Among these sampled dataThe sampling point positions of the continuous elements in the cumulative probability distribution are determined based on the mode of the formula (1). Cumulative probability P for a certain sample point calculatedSk:
Sample number 20
According to a sample set C of continuous elements1kCumulative probability distribution P ofC1kIn [ P ]C1k<PSk]Searching the cumulative probability distribution and P within the range ofSkNearest C1k-uniqueIf the number of the 5 sample points is less than 5, selecting all the sample points meeting the conditions;
in a similar way, in [ P ]C1k≥PSk]Searching the cumulative probability distribution and P within the range ofSkNearest C1k-uniqueIf the number of the sample points is less than 5, all the sample points meeting the condition are selected.
8) Step of determining values of successive elements
Calculating P by cubic spline interpolation method according to the found 10 sample points (less than 10 are all) and the cumulative probability distribution thereofSkThe values of the corresponding consecutive elements are shown in fig. 4.
Based on the above steps 6) to 8), C is calculated1All values of three consecutive elements in the sampled data (20 sets).
9) Step of continuous element correlation control
As in the above examples, for C1The sampling matrix C is formed by the sampling data of the three continuous elements1s(line 20, column 3), correlation control was performed using Cholesky decomposition.
First, a sequential matrix R of 20 rows and 3 columns is randomly generated, where each column of R is composed of [1,20 ]]The integers are randomly arranged; then calculating the Spearman correlation coefficient matrix CM of RRAnd performing Cholesky decomposition to obtain a decomposed lower triangular matrix Q, which is shown in formula (2).

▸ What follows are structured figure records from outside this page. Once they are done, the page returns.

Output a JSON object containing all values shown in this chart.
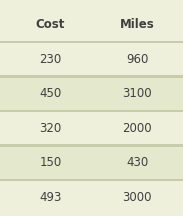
{
  "headers": [
    "Cost",
    "Miles"
  ],
  "rows": [
    [
      "230",
      "960"
    ],
    [
      "450",
      "3100"
    ],
    [
      "320",
      "2000"
    ],
    [
      "150",
      "430"
    ],
    [
      "493",
      "3000"
    ]
  ],
  "bg_color": "#eef0dc",
  "row_color_light": "#eef0dc",
  "row_color_dark": "#e4e8cc",
  "separator_color": "#c8ccaa",
  "text_color": "#404040",
  "header_font_size": 8.5,
  "data_font_size": 8.5,
  "fig_width": 1.83,
  "fig_height": 2.16,
  "dpi": 100
}
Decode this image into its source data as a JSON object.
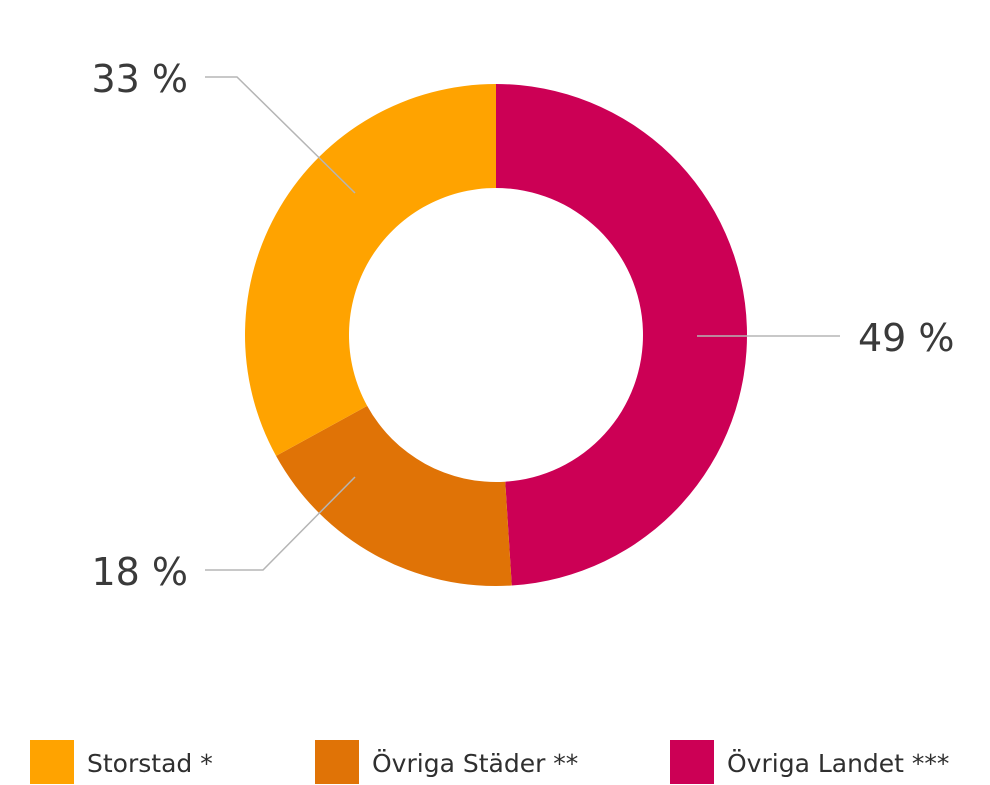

Then, for C1sSpearman's phase relationNumber matrix CMinCholesky decomposition is also performed to obtain a lower triangular matrix P, and then an output order matrix G is calculated according to equation (3) and C is applied1sThe data of each column in the sequence G is reordered according to the sequence of the data of each column in the sequence G, and the reordered data C1s' this is the controlled scene element data.
CMR=Q*QT (2)
G=P*Q-1*R (3)
C1And C1sThe Spearman correlation coefficient matrixes are respectively shown in table 1 and table 2, and it can be seen that the correlation maintaining effect is good after sampling and recombining the elements with strong correlation.
TABLE 1 correlation coefficient matrix of raw data
Speed of main vehicle
Target vehicle speed
Time of cut-in
Speed of main vehicle
1
0.9001
0.1752
Target vehicle speed
0.9001
1
-0.0134
Time of cut-in
0.1752
-0.0134
1
TABLE 2 Recombinat data correlation coefficient matrix
Speed of main vehicle
Target vehicle speed
Time of cut-in
Speed of main vehicle
1
0.8679
0.2049
Target vehicle speed
0.9001
1
-0.0626
Time of cut-in
0.2049
-0.0626
1
Above is only the groupIn combination of discrete elements D1Performing correlation control on continuous elements, and performing correlation control on discrete element combination D2、D3And carrying out correlation control on the continuous elements by adopting the processes of the steps 5) to 8).
10) Step of recombining all elements
Finally, based on the obtained sampled data of all discrete elements and continuous elements, 100 groups of data samples containing both discrete elements and continuous elements are obtained.